Roberta chupava meu cu e erguia os olhos me encarando, alternando chupar o cu e a buceta, as mãos apertando meus mamilos... Abri a xota e comecei uma siririca, eu rebolava, ela me chupava, e nesse frenesi eu senti o gozo vir rápido, explodir pelo meu corpo, se prolongar enquanto ela continuava me chupando, sem parar... Os nervos das minhas coxas se contraiam a cada chupada. 

— Pooooorrrraaaa... Isso que é gozar. Que delicia. Caralho Roberta... (ruído de supiro)

— Gozou, gostosa? Delícia... abrir o cu pro pessoal do trabalho foi uma boa ideia né? — Roberta falou se deitando, dando uns tapinhas na xota pelada dela e me chamando com o dedo. — Vem aqui, safada.– Ela abriu a xota e eu não tava acreditando no tanto que aquela mulher era ousada, adoooooooro.

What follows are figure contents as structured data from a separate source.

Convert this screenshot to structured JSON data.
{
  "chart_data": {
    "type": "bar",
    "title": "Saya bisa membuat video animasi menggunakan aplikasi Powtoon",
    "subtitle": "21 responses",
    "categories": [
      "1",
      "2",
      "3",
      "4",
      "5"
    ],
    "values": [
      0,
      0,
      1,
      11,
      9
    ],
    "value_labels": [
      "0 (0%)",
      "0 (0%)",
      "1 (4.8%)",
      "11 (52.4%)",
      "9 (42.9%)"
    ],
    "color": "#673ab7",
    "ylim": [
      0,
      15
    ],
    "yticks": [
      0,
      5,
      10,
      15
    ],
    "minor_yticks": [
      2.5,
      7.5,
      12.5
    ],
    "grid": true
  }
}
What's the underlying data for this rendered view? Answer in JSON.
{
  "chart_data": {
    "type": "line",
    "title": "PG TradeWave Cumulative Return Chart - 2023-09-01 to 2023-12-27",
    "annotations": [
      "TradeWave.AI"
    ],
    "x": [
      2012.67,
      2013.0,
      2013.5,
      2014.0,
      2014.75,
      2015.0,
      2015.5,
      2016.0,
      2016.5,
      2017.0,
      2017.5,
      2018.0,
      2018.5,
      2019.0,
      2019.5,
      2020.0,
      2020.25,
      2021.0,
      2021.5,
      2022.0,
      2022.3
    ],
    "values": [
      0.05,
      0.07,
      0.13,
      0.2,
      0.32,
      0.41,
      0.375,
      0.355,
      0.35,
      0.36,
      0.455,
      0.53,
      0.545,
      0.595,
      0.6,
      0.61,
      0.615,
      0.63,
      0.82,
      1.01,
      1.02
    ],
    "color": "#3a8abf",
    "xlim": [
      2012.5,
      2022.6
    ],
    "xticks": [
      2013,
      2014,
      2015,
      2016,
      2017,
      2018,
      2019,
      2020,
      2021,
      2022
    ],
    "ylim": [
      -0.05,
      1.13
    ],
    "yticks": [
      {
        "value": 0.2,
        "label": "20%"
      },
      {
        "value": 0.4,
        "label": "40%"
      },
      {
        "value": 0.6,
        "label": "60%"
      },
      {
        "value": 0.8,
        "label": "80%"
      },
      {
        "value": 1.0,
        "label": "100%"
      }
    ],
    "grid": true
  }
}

— Me chama de camisa 10 que eu já caio aos seus pés, deusa. — Disse me joelhando caindo de língua naquela xota.

Ela estava gostosa demais... Melada, morna, pingando de tesão.  Chupei o grelo dela, ouvindo ela gemer, sentindo ela rebolar. Agora que era eu que estava em ação, até me perguntava se alguém talvez pudesse nos ver ali. Eu me preocuparia com isso se o problema surgisse, negócio agora era essa delícia na minha frente.

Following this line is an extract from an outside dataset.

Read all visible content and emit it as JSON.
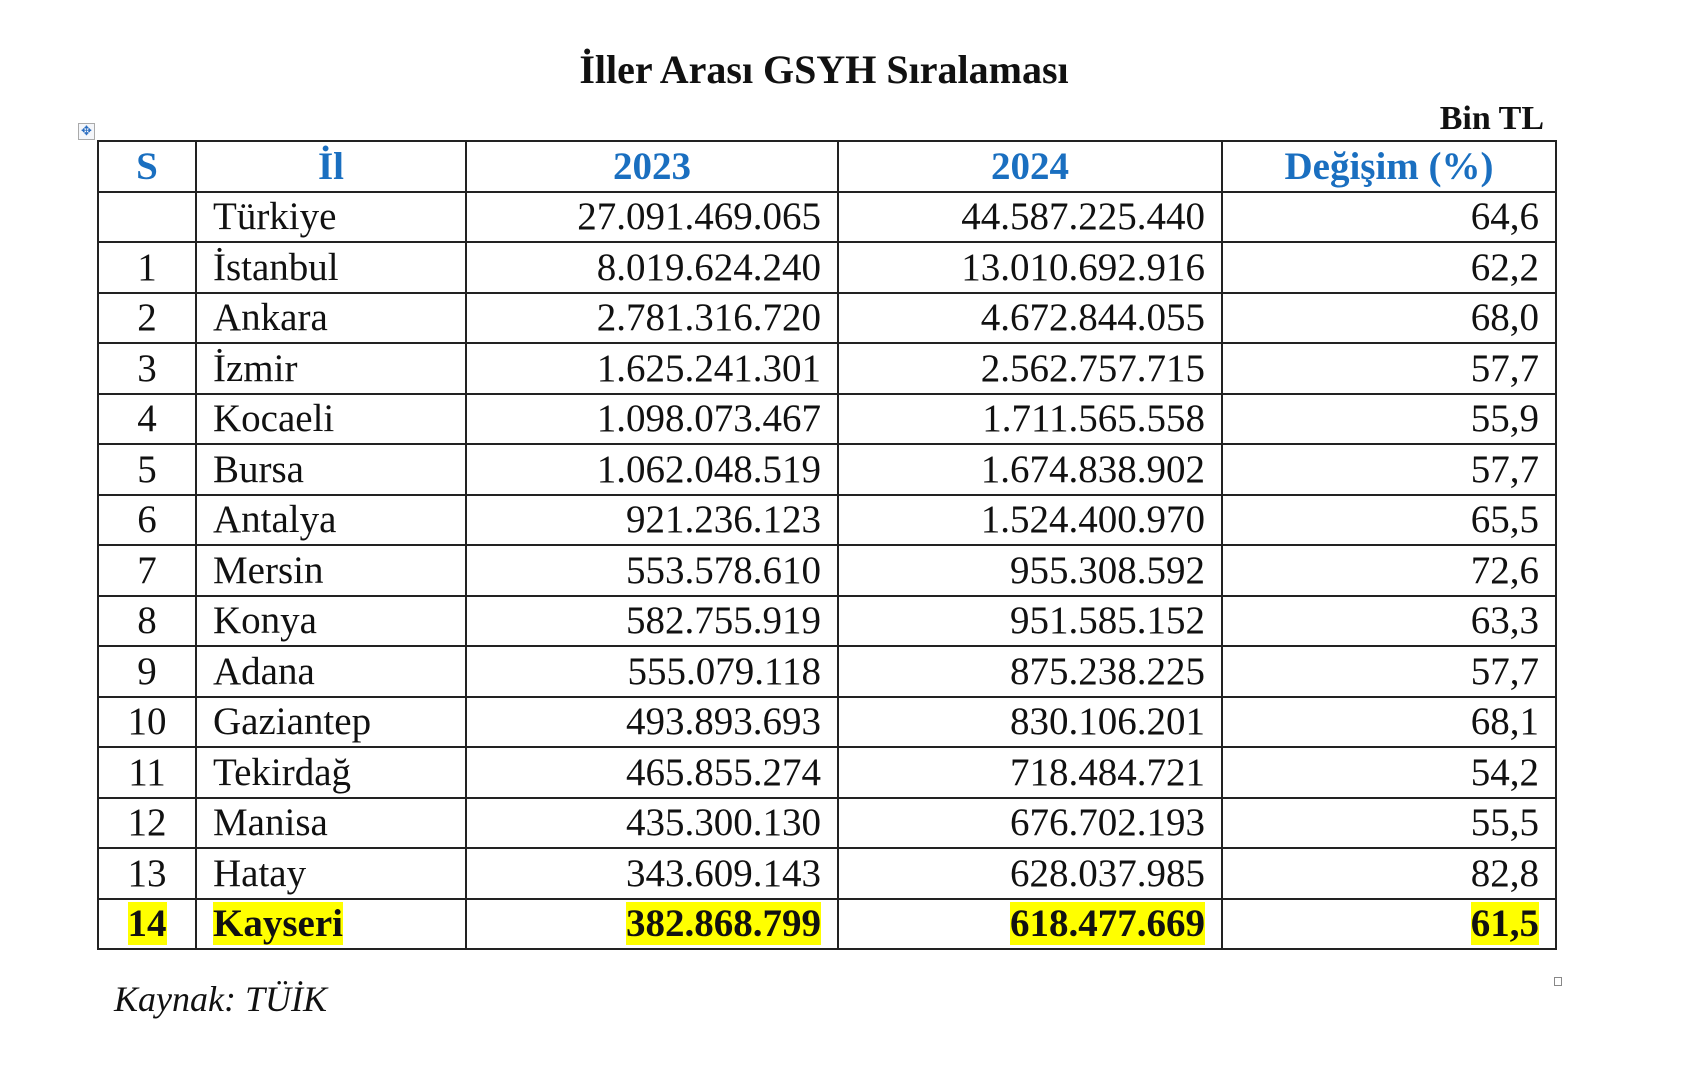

— Isso Lílian... chupa assim. Aí aí... Bem aí... Não para... Gostooooosa. — Ela gemia rebolando na minha cara e eu passei a esfregar meus dedos junto com a língua pela xota dela, até chegar no cuzinho. Roberta abriu a bunda, o cuzinho piscando... — Delícia... Como queria abrir o cu para você!

Fui enfiando língua e dedo, alternando, chupando bastante e colocando mais. Que gostosa ela era... E quando meu dedo deslizou todo para o cuzinho dela, eu passei a massagear e chupar o grelo.

—Ããããnnn... ãããnnn

Roberta gemia e me apertava, eu ouvia a respiração ofegante dela. Sugava aquele grelo com a determinação e concentração de um atacante para cobrar uma falta... Eu caprichava... ela gemia... e de repente...

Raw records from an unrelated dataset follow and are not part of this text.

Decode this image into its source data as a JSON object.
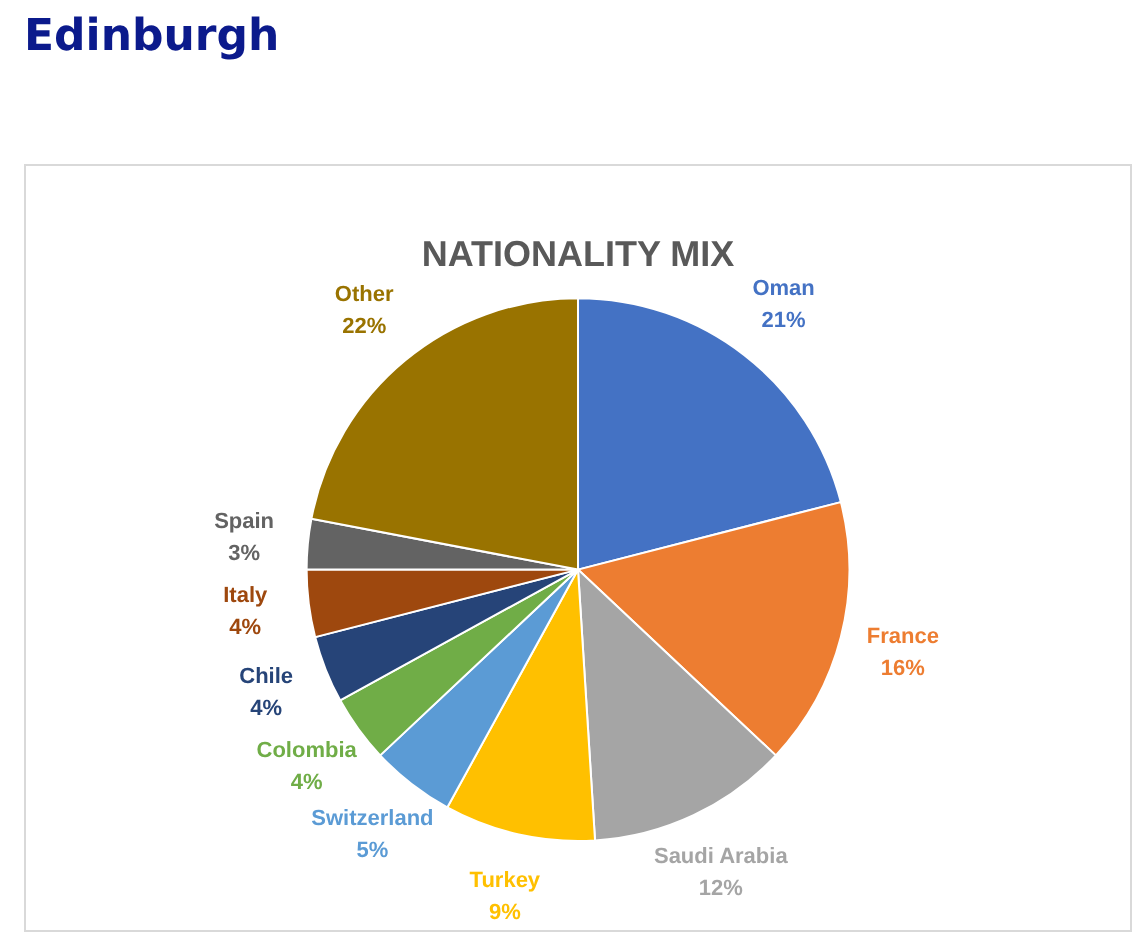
{
  "chart_data": {
    "type": "pie",
    "title": "NATIONALITY MIX",
    "annotations": [
      "Edinburgh"
    ],
    "categories": [
      "Oman",
      "France",
      "Saudi Arabia",
      "Turkey",
      "Switzerland",
      "Colombia",
      "Chile",
      "Italy",
      "Spain",
      "Other"
    ],
    "values": [
      21,
      16,
      12,
      9,
      5,
      4,
      4,
      4,
      3,
      22
    ],
    "value_labels": [
      "21%",
      "16%",
      "12%",
      "9%",
      "5%",
      "4%",
      "4%",
      "4%",
      "3%",
      "22%"
    ],
    "colors": [
      "#4472c4",
      "#ed7d31",
      "#a5a5a5",
      "#ffc000",
      "#5b9bd5",
      "#70ad47",
      "#264478",
      "#9e480e",
      "#636363",
      "#997300"
    ],
    "legend": false
  }
}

—Tô gozaaaannnndoooo — E é gooooool! – Continuei chupando aquela bucetinha gostosa, sentindo o grelo dela sedoso na minha língua e o cuzinho mastigando meu dedo.

Roberta foi se sentando, ajeitando o vestido e eu me sentei também ao lado dela. Nos beijamos, uma... duas vezes. Roberta encerrou o beijo puxando meus lábios com os dentes. Eu me senti arrepiar.

— Acho que tô apaixonada. Você quer casar comigo? — Perguntei, sabendo que ela acharia graça do exagero.

— Agora ou a gente pode tomar aquele chopp primeiro? — Ela falou rindo.

— Pode ser depois do chopp.

— Então bora para a lanchonete. Agora que a gente já abriu o cu, podemos ir assistir a Seleção. — Ela falou passando para o banco da frente. Eu abri a porta do carro, dei a volta e sentei no lado do passageiro.

É minha gente, independente do resultado, abrir o koo foi uma experiência ótima e para mim, a partida já tava ganha.